If God creates a circumstance in which you can invite a relative who lives close by to come to church with you, or to invite a relative who lives at a distance to listen to the recorded sermons that are available on the church website, then issue that invitation.

In such ways, you too are making disciples of all nations - one person at a time. You are, beyond your own human ability, giving them something to eat.

Perhaps Jesus could figure out some way to make disciples of all nations without you. But even if that were possible, he doesn’t want to do that.

He wants to include you. He wants to entrust this humanly impossible task to you, and to all his saints on earth. We are among the Lord’s disciples. What he tells his disciples to do, he tells us to do.

But from another perspective, we should also see ourselves in the place of the hungry crowd, gathered around the Lord in need of being fed. We should also see ourselves among the nations, to whom Jesus sends his called servants, to give them the Bread of Life to eat.

And this is especially so when we consider our failure to follow the Lord’s directive to us, within our callings, as faithfully and as confidently as we should. So often, instead of simply doing as the Lord has bidden us to do, we are distracted by thoughts of how humanly impossible it is.

And so, when Jesus says, “you give them something to eat,” we do not. We give nothing. We say nothing. And we thereby disobey our Lord, and sin against him - against his rightful authority over us, and against his love for those to whom he sends us.

At such times, let us remember that Jesus also sends people to us, to give us what we need; to give us something to eat.

As your pastor, Jesus has commissioned me to do what is humanly impossible in regard to your soul, and in regard to your need for a clean heart, and a clear conscience, before him.

No message of “positive thinking” that I might come up with on the basis of human psychology could ever satisfy those needs. Nothing that I could give you out of my own imagination or ingenuity would be able to bring God’s peace to you.

But Jesus has given me the words of eternal life, not only for me to believe for my own salvation, but also to pass on to you, according to my calling as your pastor. He has given me the Gospel, in which his saving power dwells - not only for my own benefit, but also so that I can give it to you.

Jesus, the Bread of Life himself, dwells in his Word and Sacrament. By means of my call, Jesus has told me - in regard to that Bread of Life, and in regard to your need for that Bread of Life - “you... give them... something to eat.”

Humanly speaking, this is impossible. But God is here, to make all things possible - especially the things that his Son has commanded to be done, and that his Son has promised to make sure get done.

When the absolution of the Lord is spoken to you, God’s forgiveness is thereby given to you.

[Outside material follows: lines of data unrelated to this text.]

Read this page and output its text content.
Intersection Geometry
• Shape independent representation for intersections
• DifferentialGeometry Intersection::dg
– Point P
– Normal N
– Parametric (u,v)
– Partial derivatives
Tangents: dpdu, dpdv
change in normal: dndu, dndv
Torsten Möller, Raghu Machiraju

When the blessed bread and wine of the Lord’s Supper are distributed to you, the body and blood of Jesus - his pledges of life and resurrection - are thereby given to you.

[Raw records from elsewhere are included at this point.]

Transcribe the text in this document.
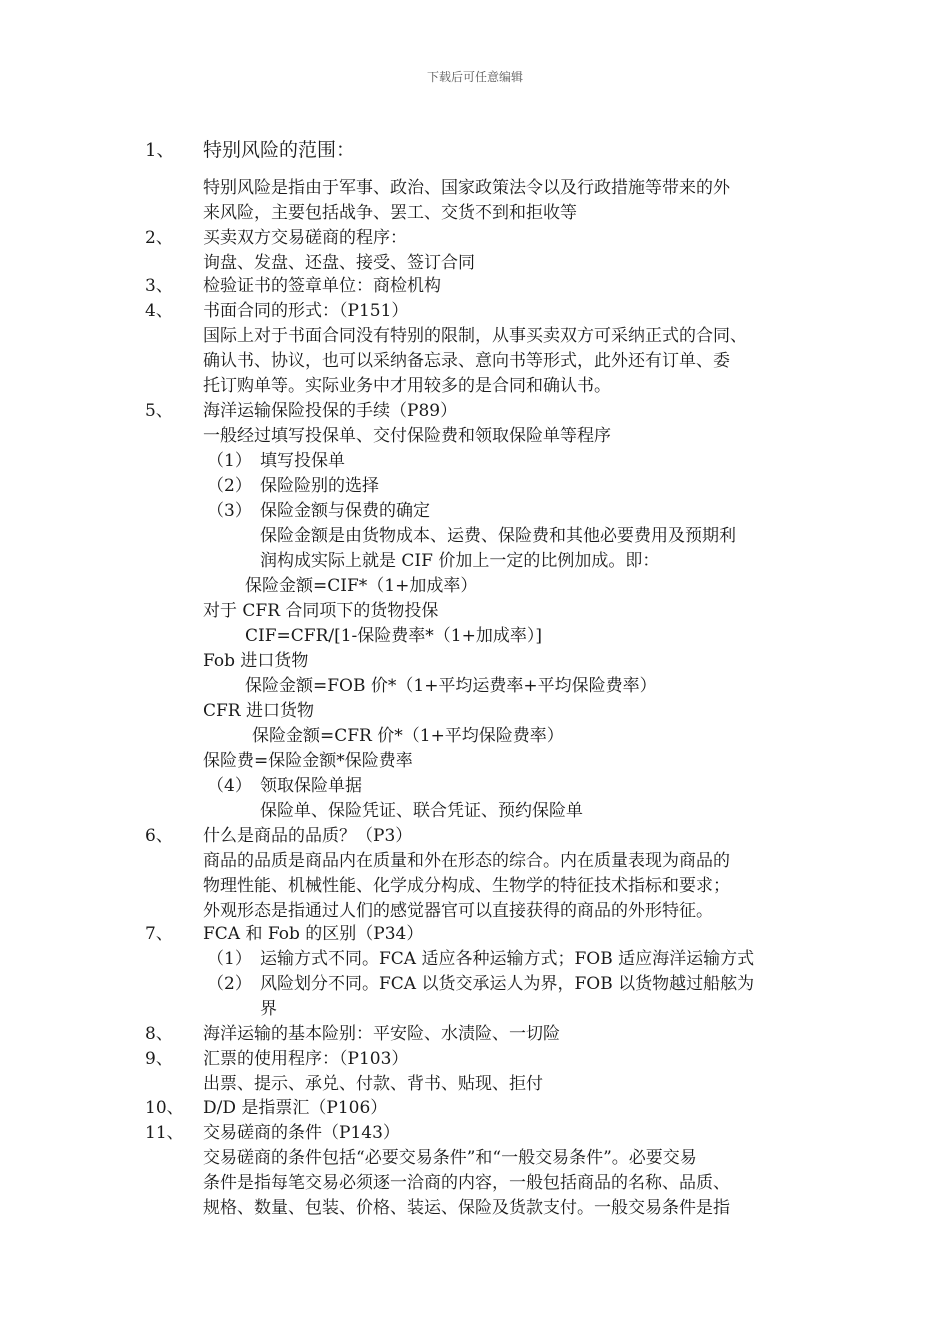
下载后可任意编辑
1、 特别风险的范围：
特别风险是指由于军事、政治、国家政策法令以及行政措施等带来的外
来风险，主要包括战争、罢工、交货不到和拒收等
2、 买卖双方交易磋商的程序：
询盘、发盘、还盘、接受、签订合同
3、 检验证书的签章单位：商检机构
4、 书面合同的形式：（P151）
国际上对于书面合同没有特别的限制，从事买卖双方可采纳正式的合同、
确认书、协议，也可以采纳备忘录、意向书等形式，此外还有订单、委
托订购单等。实际业务中才用较多的是合同和确认书。
5、 海洋运输保险投保的手续（P89）
一般经过填写投保单、交付保险费和领取保险单等程序
（1） 填写投保单
（2） 保险险别的选择
（3） 保险金额与保费的确定
保险金额是由货物成本、运费、保险费和其他必要费用及预期利
润构成实际上就是 CIF 价加上一定的比例加成。即：
保险金额=CIF*（1+加成率）
对于 CFR 合同项下的货物投保
CIF=CFR/[1-保险费率*（1+加成率）]
Fob 进口货物
保险金额=FOB 价*（1+平均运费率+平均保险费率）
CFR 进口货物
保险金额=CFR 价*（1+平均保险费率）
保险费=保险金额*保险费率
（4） 领取保险单据
保险单、保险凭证、联合凭证、预约保险单
6、 什么是商品的品质？（P3）
商品的品质是商品内在质量和外在形态的综合。内在质量表现为商品的
物理性能、机械性能、化学成分构成、生物学的特征技术指标和要求；
外观形态是指通过人们的感觉器官可以直接获得的商品的外形特征。
7、 FCA 和 Fob 的区别（P34）
（1） 运输方式不同。FCA 适应各种运输方式；FOB 适应海洋运输方式
（2） 风险划分不同。FCA 以货交承运人为界，FOB 以货物越过船舷为
界
8、 海洋运输的基本险别：平安险、水渍险、一切险
9、 汇票的使用程序：（P103）
出票、提示、承兑、付款、背书、贴现、拒付
10、 D/D 是指票汇（P106）
11、 交易磋商的条件（P143）
交易磋商的条件包括“必要交易条件”和“一般交易条件”。必要交易
条件是指每笔交易必须逐一洽商的内容，一般包括商品的名称、品质、
规格、数量、包装、价格、装运、保险及货款支付。一般交易条件是指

When the message of the cross is preached to you, and when Christ is presented to you as the Lamb of God who takes away your sin, and who grants you his peace, those blessings are thereby given to you - to be received in faith, and in joy.

You can be sure that all of this is so, because Christ has said that it is so. You can be sure that these saving gifts are truly offered to you - even though it is through such simple and unspectacular means - because Jesus has commanded that they be offered to you precisely in these humanly impossible ways.

The disciples came to him and said, “This is a desolate place, and the day is now over; send the crowds away to go into the villages and buy food for themselves.” But Jesus said, “They need not go away; you give them something to eat.” Amen.